The Catoosa WMA lies within the Emory River drainage, which is divided by a number of major stream drainages, including the Obed River, Daddy's Creek, Clear Creek, and Otter Creek. The Emory River meets the Obed River in the southeast corner of the area. The terrain is moderately rolling, ranging in elevation from 1100 ft to 2300 ft, with deep canyons cut by the streams.

Over 98 percent of the WMA is forested and the wildlife populations have been restored. The healthy deer herd regularly produces trophy bucks for hunters, and wild turkey numbers are growing fast. Other game animals include European wild boar, fox squirrels, gray squirrels, ruffed grouse, raccoons, quail, rabbits, and mourning doves. Game fish include smallmouth bass, rock bass, bluegill, and muskellunge.

==History==
The first use of the plateau was as hunting grounds. Artifacts found in caves and rock shelters suggest Mississippian and later Cherokee hunters camped here but never established permanent dwellings. The hunting grounds were visited seasonally by the Cherokees, Choctaws, Chickasaws, and Shawnees, and were the subject of repeated conflicts. In the eighteenth century, longhunters came to hunt game, and English, Scots-Irish and German settlers settled in small hamlets mostly in the valleys.

In 1797, Francis Bailey wrote, "...about five o'clock we arrived at Crab Orchard. Here we found a large plain or natural meadow, containing many hundred acres covered throughout its whole extent with a tall, rich grass." Two years later, in 1799, Martin Steiner wrote, "...then we crossed barren hills where only bushes grew. Now and then one saw a little tree." There were many other such accounts indicating the open nature of the terrain and the presence of great herds of elk, deer, and bison.

Ecologists believe the grasslands arose from lightning-caused wildfire and grazing by megafauna. This natural community was maintained by periodic burning by the Native Americans. The plateau reforested when early European settlers began practicing fire suppression. The white settlers visited the high country occasionally to mine coal and harvest timber before major industry came to the area with the first lumber mill in the 1870s. By 1911, two coal and lumber companies had formed a syndicate that exploited the region until the main bridges on their rail lines were destroyed by a flood in 1929. As the companies cleared the woodland they leased these lands to small farms for arable and animal farming.

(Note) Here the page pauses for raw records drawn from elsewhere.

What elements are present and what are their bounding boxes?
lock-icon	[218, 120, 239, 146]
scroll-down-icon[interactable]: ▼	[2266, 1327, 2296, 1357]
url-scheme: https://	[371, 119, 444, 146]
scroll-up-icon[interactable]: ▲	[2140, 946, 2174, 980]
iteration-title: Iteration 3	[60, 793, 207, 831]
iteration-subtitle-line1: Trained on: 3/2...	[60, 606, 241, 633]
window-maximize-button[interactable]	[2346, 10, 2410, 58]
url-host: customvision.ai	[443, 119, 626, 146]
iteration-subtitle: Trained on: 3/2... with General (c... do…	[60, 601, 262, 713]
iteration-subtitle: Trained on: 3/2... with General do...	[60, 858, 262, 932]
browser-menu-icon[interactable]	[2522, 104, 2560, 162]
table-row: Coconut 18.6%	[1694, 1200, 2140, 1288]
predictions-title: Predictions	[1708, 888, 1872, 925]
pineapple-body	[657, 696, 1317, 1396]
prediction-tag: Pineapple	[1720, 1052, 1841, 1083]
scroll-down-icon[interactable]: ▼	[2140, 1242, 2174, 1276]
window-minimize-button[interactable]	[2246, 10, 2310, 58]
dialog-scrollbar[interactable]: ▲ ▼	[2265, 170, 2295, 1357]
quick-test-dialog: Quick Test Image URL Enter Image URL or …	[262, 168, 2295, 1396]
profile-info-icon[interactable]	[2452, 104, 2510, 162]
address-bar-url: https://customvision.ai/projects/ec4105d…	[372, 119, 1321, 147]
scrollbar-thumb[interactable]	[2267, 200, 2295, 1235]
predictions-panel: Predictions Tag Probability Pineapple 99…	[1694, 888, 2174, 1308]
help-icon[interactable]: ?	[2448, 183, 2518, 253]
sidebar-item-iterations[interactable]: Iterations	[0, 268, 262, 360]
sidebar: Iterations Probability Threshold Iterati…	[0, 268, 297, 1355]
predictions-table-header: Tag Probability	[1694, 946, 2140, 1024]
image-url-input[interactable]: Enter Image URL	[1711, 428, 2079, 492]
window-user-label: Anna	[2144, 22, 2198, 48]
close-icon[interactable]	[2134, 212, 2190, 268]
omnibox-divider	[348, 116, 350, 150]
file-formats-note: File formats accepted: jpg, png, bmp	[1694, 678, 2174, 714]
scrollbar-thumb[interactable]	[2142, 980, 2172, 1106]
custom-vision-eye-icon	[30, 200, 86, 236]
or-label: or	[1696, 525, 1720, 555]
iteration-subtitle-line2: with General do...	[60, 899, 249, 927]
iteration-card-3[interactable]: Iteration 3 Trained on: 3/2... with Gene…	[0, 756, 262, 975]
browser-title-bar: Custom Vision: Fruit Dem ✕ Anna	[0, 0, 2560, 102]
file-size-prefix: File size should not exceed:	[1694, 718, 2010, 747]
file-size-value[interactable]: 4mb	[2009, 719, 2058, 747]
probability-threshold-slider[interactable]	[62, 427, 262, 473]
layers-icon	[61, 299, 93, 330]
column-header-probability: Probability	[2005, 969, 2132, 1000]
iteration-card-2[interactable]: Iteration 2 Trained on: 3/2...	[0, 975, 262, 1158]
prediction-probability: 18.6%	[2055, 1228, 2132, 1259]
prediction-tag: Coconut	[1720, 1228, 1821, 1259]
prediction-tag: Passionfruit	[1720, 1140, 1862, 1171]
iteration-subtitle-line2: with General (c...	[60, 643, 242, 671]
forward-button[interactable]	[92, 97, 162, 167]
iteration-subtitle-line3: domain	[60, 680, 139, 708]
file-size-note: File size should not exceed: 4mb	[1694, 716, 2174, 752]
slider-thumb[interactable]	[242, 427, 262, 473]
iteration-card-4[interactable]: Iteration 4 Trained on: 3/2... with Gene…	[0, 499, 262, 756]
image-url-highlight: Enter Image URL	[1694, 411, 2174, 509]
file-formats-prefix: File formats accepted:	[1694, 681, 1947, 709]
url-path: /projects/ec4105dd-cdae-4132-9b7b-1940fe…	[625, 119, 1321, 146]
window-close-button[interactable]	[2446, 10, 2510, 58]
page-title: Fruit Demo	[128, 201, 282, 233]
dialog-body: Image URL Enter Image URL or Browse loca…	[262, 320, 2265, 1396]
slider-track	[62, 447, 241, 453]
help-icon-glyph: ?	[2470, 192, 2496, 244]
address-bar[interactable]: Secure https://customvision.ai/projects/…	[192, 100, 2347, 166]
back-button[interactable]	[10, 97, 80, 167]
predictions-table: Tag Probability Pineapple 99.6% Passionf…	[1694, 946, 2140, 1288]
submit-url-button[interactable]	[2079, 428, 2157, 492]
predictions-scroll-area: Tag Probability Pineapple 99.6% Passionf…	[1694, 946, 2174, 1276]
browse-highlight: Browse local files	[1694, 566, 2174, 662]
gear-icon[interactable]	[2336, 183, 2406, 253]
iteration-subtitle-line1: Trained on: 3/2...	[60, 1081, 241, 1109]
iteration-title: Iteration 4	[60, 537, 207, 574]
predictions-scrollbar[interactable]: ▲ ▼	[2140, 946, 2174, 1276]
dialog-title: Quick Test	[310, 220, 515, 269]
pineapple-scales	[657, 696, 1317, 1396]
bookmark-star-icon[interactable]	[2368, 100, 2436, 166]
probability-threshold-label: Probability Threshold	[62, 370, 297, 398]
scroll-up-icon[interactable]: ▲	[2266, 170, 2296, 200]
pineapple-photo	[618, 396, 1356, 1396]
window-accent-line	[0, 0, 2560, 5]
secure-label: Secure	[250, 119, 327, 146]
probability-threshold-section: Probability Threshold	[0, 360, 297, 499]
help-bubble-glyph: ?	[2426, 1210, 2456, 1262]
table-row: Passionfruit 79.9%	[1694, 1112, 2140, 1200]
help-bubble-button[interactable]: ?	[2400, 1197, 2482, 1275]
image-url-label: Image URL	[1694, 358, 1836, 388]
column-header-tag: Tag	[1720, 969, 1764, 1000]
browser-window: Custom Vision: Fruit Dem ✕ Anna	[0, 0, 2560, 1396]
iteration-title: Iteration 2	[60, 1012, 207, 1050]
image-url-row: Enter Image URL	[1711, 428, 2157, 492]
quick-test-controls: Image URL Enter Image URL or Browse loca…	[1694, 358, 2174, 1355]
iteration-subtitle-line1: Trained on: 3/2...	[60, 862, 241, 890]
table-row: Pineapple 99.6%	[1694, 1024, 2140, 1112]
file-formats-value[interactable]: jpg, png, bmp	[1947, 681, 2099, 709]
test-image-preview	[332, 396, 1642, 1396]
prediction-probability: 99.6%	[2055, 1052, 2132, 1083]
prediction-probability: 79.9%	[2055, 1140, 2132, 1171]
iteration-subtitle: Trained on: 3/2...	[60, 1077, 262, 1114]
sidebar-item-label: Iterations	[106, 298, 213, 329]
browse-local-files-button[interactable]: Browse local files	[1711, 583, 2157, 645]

The Great Depression prevented the industrial companies from reinvesting in the repair of their railroads and businesses began to fail. In 1940 the Crossville Exchange Club appointed a committee to encourage the state to purchase some of the abandoned land for a wildlife management area. The Conservation Commission bought 63,000 acres (250 km^{2}) from the Tennessee Mineral and Lumber Company in 1942 using Pittman–Robertson federal aid funds. In 1949 the Tennessee Game and Fish Commission, now the Tennessee Wildlife Resources Agency (TWRA), established a tentative purchase boundary encompassing some 90,000 acres (360 km^{2}) within which they began to eliminate interior holdings through a land acquisition program. As of 1999 this program was still in train.